Heureusement, des clients, ce libraire en a toujours. Comme Christophe, un fidèle client venu soutenir cette librairie : "J'ai profité du fait que je ne travaillais pas aujourd'hui pour venir récupérer une commande de plusieurs livres et faire une avance de trésorerie à mon ami libraire qui a bien besoin. Il a le droit de vivre lui aussi". Sur la porte de la librairie, une affiche Click and Collect attire l’œil de Philippe, un passant, aussi habitué des lieux.
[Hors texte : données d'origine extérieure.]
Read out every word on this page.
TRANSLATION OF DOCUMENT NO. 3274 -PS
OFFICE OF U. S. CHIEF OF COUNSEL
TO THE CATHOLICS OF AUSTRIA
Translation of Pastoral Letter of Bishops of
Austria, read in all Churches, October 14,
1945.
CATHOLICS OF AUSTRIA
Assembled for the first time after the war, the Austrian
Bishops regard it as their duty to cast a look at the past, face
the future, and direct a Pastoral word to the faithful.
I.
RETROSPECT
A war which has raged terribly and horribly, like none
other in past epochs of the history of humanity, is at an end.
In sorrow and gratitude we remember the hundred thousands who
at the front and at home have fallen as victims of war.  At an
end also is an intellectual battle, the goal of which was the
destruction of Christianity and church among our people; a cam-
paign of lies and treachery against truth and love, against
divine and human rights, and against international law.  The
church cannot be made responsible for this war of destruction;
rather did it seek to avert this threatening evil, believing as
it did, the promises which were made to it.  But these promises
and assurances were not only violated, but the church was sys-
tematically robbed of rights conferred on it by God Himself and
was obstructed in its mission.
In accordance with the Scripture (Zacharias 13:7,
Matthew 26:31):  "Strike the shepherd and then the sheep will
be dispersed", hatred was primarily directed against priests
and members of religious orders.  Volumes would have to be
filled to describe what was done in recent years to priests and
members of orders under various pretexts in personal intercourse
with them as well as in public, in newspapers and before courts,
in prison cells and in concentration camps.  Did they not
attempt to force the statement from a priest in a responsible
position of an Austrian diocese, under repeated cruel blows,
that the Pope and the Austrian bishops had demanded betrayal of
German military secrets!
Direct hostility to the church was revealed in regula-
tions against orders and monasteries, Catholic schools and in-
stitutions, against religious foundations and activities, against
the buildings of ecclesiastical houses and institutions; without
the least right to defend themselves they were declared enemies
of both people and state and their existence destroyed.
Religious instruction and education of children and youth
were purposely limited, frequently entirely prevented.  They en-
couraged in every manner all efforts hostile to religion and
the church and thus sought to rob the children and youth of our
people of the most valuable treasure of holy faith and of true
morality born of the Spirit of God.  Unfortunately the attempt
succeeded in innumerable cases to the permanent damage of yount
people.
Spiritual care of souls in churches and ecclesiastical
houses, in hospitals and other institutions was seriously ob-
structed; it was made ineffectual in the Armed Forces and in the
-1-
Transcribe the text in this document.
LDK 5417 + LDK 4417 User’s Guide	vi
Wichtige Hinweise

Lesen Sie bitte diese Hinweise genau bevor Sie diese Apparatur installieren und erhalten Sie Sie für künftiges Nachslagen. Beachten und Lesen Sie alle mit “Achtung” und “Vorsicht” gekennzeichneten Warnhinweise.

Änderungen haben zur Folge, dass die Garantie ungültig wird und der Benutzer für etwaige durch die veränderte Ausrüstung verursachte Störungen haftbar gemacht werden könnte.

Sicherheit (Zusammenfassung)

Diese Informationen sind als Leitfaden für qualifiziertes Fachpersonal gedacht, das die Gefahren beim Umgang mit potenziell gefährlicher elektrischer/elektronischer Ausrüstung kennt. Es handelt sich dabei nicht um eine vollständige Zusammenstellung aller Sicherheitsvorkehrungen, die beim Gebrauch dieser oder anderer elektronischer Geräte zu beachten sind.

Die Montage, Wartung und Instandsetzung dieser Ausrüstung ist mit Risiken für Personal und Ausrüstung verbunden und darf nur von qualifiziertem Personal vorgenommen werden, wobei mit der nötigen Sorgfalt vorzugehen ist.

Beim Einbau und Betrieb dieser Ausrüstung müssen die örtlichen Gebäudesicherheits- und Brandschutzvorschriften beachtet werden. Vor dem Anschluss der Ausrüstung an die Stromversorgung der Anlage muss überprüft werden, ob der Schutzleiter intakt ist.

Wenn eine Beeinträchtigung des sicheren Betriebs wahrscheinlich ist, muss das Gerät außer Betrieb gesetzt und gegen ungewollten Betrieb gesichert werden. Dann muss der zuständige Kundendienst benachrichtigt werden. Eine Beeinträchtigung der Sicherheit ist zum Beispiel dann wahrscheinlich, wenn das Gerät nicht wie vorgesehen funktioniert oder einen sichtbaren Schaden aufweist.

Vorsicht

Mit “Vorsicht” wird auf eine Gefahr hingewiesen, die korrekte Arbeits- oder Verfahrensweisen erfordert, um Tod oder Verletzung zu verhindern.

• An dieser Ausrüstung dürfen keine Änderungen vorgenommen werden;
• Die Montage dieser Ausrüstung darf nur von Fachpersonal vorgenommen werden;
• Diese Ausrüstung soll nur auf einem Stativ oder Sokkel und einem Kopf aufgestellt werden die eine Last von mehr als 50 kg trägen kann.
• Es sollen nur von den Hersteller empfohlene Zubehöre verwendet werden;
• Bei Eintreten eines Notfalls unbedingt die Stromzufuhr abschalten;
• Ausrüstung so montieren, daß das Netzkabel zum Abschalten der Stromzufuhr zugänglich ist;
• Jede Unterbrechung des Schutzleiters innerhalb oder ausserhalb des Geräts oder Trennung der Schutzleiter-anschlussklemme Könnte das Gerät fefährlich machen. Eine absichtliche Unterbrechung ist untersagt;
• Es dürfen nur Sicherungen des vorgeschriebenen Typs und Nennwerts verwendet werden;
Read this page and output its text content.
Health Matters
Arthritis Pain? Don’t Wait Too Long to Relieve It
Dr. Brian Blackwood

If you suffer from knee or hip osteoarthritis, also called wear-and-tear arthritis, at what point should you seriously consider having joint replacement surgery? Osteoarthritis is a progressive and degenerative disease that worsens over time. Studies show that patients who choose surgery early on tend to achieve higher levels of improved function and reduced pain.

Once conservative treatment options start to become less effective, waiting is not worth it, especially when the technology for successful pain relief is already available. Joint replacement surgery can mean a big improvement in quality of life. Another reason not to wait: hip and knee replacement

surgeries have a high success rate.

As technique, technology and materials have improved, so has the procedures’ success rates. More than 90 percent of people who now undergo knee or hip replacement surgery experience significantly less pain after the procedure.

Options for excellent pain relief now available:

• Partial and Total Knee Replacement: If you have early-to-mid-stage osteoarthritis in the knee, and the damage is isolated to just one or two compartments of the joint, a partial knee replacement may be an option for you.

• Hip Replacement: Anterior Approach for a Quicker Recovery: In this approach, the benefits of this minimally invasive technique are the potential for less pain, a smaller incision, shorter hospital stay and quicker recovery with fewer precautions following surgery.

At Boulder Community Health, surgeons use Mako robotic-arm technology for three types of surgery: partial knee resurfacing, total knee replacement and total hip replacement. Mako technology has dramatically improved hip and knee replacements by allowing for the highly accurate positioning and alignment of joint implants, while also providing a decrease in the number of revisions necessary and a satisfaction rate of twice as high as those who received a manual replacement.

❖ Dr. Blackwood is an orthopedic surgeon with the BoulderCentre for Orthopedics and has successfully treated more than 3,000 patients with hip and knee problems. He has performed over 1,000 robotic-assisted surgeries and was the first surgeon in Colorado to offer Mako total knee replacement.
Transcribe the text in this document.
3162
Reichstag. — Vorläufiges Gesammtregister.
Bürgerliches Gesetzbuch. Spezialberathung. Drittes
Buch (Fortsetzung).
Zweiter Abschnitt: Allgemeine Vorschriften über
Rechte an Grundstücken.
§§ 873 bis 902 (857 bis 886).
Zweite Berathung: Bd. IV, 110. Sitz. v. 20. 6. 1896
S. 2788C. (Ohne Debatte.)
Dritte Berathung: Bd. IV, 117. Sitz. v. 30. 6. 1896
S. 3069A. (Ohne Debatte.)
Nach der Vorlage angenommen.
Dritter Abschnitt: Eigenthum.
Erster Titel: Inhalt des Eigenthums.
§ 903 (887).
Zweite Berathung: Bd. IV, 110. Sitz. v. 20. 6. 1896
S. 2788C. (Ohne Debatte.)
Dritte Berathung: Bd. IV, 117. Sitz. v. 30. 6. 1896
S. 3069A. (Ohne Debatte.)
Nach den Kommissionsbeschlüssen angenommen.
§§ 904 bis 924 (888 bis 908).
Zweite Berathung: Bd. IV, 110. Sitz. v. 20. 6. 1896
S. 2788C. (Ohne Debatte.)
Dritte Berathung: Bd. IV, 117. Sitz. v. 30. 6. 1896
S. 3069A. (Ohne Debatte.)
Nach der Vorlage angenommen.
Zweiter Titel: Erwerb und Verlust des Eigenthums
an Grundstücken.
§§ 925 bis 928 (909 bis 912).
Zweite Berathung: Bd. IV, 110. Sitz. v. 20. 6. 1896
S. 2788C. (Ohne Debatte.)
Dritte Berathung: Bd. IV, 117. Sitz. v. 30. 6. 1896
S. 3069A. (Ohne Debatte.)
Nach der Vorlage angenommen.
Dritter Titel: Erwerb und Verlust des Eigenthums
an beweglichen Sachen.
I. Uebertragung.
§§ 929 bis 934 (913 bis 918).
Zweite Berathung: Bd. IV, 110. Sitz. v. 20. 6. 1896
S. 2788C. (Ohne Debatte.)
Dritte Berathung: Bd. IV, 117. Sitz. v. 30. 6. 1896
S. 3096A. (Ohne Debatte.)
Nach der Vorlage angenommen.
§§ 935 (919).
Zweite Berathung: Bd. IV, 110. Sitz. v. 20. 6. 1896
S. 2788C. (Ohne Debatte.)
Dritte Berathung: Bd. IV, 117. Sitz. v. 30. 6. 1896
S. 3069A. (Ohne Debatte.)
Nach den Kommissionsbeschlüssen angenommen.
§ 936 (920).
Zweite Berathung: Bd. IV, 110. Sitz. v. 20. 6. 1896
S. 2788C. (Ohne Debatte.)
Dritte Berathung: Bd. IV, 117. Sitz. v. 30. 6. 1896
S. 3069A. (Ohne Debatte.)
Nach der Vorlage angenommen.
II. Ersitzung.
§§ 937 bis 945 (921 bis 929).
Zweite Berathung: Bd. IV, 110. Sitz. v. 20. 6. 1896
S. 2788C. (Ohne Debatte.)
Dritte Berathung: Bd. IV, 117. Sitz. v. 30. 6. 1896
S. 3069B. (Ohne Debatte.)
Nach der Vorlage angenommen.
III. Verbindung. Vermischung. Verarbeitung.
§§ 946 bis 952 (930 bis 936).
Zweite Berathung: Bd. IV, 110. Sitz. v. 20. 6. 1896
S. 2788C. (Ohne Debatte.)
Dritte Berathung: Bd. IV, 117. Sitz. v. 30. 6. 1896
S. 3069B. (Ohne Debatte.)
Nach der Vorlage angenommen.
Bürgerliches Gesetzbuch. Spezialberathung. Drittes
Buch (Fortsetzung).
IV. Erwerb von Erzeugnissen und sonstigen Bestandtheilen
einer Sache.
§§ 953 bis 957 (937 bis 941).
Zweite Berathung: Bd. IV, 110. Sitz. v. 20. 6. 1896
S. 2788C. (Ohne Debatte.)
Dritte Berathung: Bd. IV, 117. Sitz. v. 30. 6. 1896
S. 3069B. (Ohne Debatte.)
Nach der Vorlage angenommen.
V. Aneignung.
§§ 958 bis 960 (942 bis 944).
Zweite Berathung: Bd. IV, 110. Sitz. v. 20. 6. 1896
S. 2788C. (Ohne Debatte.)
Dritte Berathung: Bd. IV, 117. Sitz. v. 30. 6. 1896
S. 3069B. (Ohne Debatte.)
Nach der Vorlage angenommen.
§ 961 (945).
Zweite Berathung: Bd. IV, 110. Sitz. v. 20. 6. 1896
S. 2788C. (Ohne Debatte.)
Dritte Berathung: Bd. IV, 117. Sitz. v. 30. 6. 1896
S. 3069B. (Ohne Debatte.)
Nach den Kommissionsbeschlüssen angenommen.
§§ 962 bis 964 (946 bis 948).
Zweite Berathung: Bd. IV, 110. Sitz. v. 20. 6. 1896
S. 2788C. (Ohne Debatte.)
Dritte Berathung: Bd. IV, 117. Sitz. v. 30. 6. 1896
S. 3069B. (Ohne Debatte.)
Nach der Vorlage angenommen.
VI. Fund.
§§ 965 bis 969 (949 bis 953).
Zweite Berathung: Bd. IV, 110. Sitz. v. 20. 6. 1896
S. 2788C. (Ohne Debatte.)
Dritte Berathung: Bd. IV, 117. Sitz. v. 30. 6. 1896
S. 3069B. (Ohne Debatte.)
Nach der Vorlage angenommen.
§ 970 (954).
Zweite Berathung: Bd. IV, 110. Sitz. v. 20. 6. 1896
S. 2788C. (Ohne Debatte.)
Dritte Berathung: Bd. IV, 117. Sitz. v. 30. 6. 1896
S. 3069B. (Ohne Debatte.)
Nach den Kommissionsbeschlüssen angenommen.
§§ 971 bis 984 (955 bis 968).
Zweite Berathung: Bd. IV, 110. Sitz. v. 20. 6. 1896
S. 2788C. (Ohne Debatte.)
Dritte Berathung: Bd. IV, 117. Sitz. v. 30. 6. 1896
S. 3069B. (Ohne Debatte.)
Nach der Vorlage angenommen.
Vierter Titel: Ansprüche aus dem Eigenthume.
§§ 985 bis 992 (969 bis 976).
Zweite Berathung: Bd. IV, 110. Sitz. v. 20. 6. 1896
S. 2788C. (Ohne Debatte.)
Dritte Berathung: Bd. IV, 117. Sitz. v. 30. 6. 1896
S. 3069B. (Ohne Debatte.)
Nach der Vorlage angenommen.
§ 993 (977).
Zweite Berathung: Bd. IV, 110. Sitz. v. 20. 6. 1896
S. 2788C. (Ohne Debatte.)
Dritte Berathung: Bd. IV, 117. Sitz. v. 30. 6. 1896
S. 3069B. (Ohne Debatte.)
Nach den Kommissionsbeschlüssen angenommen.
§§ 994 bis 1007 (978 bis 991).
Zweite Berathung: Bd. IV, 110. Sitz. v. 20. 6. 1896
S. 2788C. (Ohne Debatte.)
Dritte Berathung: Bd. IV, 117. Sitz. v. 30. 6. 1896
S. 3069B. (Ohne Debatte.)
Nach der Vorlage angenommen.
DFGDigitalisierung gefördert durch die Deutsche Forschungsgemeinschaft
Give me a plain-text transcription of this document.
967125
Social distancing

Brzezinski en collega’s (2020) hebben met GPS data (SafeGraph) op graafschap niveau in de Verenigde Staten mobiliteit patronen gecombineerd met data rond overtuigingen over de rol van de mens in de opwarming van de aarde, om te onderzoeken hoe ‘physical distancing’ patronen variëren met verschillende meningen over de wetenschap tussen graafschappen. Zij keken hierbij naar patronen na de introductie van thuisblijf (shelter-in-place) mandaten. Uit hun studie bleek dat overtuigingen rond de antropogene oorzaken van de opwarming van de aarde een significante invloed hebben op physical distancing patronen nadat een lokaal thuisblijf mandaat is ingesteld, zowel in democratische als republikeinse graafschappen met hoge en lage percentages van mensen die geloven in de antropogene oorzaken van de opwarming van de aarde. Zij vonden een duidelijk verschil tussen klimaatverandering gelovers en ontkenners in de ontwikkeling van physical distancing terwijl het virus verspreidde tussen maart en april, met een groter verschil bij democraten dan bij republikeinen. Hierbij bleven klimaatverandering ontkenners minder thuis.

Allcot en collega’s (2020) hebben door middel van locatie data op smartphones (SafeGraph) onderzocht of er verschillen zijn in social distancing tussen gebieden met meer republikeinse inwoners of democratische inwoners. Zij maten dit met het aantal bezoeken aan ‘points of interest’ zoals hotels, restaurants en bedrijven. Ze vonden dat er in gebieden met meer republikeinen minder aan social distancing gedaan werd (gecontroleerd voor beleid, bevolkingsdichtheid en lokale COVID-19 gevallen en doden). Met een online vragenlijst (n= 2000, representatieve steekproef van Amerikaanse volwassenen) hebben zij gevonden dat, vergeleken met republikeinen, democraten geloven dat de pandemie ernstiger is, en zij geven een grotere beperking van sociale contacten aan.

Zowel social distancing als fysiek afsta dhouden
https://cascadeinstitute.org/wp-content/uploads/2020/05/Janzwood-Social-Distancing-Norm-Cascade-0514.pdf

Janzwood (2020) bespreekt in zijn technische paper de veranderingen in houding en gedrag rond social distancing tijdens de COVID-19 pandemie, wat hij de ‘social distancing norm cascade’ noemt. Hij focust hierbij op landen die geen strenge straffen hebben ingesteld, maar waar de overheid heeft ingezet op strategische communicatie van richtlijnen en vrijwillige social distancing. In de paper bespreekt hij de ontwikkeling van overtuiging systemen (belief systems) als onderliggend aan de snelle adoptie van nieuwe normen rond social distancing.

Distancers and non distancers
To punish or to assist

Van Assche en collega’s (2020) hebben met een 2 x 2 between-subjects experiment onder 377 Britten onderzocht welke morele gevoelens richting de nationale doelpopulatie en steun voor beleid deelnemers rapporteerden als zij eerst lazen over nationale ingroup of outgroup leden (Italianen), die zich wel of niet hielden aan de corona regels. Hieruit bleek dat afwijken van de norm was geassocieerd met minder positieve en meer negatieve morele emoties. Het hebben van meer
Il dégaine son appareil photo pour prendre les coordonnées de la librairie. "C'est pour lui commander des bouquins !" se justifie-t-il. "Faut bien qu'il vive le brave homme et faut bien que je lise aussi". L'enseignant-chercheur à la retraite poursuit "on a besoin de manger oui, mais on a besoin de se nourrir la tête aussi". 

A noter aussi que depuis le 5 novembre et pendant toute la durée du confinement, l'État prend en charge les frais d’envoi de livres. Ce dispositif permettra aux libraires de ne facturer à leurs clients que les frais de port au tarif minimum légal, soit un centime d'euro. Alors il n'y a plus d'excuses pour ne pas acheter local et soutenir les librairies indépendantes.